Cut out the early morning jogs. The meet ups with running buddies. Pushing through that last mile. Exploring on foot. Racing in a sparkle skirt.
Cut it all out and see what’s left.
Last week, my friend E ran the Boston Marathon. I found everything I needed to track her and kept tabs on her throughout the day. I watched the elites battle for the win and watched E’s pace change as the weather grew hotter and wondered what it was like for her. After over three and a half hours, I watched as her little figure on the tracking software turned onto Boylston St., and I felt with a thrill the excitement of the home stretch and the promise of that finish line.
I may have cut all of the running out of my life, but what’s left is still a runner.
I’m also a cyclist, librarian, climber, and archivist. This past year and a half, the free time I’ve gained from not running has allowed me to actively pursue these other interests and to broaden my professional skills. It has made me more well-rounded and more effective at my job.
But I still ache to lace up my shoes and go for a run if the weather’s nice or I feel stressed. I ache to watch friends run races while I’m stuck on the sidelines. I ache to run and hike again, and I can’t help but feel guilty about it sometimes. I feel whiney when someone asks how my knee is doing and I start going into detail about how it was good last fall but I returned to exercise too fast and now I’m back to the beginning and probably won’t race again for at least 2 years. I feel whiney because, in the grand scheme of things, running really isn’t all that important. I’m still generally mobile. I’m healthy. I can enjoy life. So many people out there have devastating problems, and I am lucky enough to have so much love, support, and happiness.
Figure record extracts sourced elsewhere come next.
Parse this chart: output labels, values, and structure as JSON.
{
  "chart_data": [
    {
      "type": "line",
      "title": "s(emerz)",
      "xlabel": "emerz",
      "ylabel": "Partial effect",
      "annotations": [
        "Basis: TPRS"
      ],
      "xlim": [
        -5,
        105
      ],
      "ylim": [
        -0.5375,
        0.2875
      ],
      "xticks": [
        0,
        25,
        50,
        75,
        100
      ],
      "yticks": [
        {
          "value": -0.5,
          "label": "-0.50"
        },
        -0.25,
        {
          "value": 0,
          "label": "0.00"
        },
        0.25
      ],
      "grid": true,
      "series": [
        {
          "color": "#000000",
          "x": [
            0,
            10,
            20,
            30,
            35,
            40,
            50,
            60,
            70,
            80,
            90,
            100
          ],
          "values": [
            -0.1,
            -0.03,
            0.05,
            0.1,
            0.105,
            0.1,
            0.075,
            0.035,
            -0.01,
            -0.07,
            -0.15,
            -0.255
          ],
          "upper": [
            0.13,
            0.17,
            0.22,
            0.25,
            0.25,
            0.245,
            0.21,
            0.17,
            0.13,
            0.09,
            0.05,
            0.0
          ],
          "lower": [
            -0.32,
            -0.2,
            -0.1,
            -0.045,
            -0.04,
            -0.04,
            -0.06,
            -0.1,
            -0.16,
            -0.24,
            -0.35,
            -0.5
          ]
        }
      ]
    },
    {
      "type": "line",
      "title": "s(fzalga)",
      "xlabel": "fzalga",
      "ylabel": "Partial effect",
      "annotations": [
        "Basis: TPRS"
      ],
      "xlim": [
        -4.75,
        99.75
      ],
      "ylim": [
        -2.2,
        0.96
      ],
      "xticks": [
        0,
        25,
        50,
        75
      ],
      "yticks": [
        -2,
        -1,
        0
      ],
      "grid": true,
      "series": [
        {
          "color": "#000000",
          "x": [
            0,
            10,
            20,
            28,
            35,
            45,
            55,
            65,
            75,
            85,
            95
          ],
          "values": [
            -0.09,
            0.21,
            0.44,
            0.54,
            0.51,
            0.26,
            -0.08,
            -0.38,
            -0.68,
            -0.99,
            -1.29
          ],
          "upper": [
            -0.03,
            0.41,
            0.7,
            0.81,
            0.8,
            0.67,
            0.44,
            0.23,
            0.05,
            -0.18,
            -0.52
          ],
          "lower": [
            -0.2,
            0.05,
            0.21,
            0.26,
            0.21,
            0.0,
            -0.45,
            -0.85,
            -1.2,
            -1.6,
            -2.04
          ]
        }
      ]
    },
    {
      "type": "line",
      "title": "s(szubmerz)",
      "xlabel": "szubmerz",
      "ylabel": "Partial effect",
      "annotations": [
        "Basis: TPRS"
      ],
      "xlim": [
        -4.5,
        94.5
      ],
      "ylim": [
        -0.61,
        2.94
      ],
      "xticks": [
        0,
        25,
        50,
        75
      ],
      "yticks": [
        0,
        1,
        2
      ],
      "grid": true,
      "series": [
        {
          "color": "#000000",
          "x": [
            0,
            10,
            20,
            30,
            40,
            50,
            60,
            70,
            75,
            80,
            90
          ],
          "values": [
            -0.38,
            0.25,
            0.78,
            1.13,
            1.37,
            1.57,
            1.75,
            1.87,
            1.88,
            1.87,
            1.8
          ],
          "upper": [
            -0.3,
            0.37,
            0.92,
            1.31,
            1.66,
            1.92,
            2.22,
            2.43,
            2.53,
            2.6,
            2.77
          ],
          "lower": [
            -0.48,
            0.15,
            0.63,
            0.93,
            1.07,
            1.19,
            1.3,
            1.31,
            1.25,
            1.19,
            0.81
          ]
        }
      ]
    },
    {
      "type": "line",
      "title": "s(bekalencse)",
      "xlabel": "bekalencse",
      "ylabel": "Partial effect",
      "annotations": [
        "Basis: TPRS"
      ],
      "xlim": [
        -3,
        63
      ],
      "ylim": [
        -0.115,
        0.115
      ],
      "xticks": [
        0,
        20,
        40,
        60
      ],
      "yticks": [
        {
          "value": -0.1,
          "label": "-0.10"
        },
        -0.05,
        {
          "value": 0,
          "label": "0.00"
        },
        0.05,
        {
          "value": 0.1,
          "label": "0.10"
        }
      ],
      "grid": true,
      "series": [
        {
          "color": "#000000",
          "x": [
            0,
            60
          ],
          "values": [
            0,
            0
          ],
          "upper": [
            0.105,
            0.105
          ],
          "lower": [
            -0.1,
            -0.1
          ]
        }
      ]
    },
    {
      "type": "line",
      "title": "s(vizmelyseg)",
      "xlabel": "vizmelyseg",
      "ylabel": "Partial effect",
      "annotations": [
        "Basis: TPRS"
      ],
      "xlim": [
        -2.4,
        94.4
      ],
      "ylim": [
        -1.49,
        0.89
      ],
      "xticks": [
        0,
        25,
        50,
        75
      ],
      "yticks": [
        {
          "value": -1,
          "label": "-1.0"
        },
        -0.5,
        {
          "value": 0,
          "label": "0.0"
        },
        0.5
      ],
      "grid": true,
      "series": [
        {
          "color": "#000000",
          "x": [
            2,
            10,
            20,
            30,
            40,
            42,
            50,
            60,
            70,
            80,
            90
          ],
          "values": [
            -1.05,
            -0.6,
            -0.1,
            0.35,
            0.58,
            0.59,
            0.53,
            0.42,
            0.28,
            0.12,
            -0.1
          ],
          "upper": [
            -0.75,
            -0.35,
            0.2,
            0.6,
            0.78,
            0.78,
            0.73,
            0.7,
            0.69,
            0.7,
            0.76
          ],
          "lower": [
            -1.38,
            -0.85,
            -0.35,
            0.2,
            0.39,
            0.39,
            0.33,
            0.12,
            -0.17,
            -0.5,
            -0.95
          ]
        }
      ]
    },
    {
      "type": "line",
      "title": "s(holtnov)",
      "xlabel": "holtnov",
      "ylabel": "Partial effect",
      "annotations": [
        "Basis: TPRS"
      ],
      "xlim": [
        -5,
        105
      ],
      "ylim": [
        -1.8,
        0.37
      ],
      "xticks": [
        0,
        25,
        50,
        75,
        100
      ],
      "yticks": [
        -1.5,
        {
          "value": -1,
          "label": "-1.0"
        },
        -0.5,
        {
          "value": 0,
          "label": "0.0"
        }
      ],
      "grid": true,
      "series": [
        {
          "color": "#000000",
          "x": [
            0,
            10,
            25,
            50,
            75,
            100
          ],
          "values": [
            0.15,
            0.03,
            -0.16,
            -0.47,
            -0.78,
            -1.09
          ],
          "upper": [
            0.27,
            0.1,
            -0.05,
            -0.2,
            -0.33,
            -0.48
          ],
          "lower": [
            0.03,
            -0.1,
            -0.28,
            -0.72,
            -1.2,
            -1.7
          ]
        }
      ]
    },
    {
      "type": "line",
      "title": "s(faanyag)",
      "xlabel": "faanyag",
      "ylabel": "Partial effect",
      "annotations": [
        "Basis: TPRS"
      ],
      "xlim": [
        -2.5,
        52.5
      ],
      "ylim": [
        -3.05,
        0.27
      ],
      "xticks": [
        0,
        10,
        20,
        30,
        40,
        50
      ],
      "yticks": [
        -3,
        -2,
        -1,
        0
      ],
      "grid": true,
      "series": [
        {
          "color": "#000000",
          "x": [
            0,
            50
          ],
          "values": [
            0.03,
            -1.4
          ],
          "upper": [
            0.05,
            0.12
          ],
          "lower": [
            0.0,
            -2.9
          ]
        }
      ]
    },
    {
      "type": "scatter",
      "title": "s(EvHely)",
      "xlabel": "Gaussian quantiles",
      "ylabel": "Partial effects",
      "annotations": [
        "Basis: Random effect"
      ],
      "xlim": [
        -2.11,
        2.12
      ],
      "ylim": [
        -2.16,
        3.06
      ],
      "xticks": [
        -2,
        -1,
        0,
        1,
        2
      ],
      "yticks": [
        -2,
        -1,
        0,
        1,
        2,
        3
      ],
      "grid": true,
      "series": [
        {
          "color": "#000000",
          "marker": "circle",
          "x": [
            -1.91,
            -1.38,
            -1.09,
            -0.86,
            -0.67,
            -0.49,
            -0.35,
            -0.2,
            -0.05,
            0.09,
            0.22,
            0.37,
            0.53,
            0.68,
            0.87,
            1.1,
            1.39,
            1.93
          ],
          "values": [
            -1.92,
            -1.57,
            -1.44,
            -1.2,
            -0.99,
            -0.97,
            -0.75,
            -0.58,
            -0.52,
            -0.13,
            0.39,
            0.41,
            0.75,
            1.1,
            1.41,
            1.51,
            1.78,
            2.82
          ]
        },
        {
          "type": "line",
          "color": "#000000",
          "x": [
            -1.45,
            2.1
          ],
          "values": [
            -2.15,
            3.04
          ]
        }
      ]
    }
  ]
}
I recently watched a rock climbing video about a climber who was tackling a personal challenge on a climbing route in Spain. In the video, he put into words these feelings I’ve been having about running:
“Climbing doesn’t really matter all that much in the grand scheme of things, but at the same time it gets complicated when your whole identity is wrapped up in it and you put all this value into something so simple and meaningless as climbing a rock…It’s like challenging your self worth.” -Ethan Pringle in Ethan Pringle and La Reina Mora (5.14d)
The acts of running or climbing don’t necessarily have significance in and of themselves, but they are things that we choose to apply our time and talents toward, and as we draw significance from them, they become part of what makes us human.
I’m thankful that I have the life I do, with the luxury to pursue my interests and hobbies for fun, and I’m lucky to be a runner at heart.
While running isn’t important in the grand scheme of things, it’s part of my identity and how I share my life experience. And if that’s what you’re left with after stripping away everything else, it counts for a lot.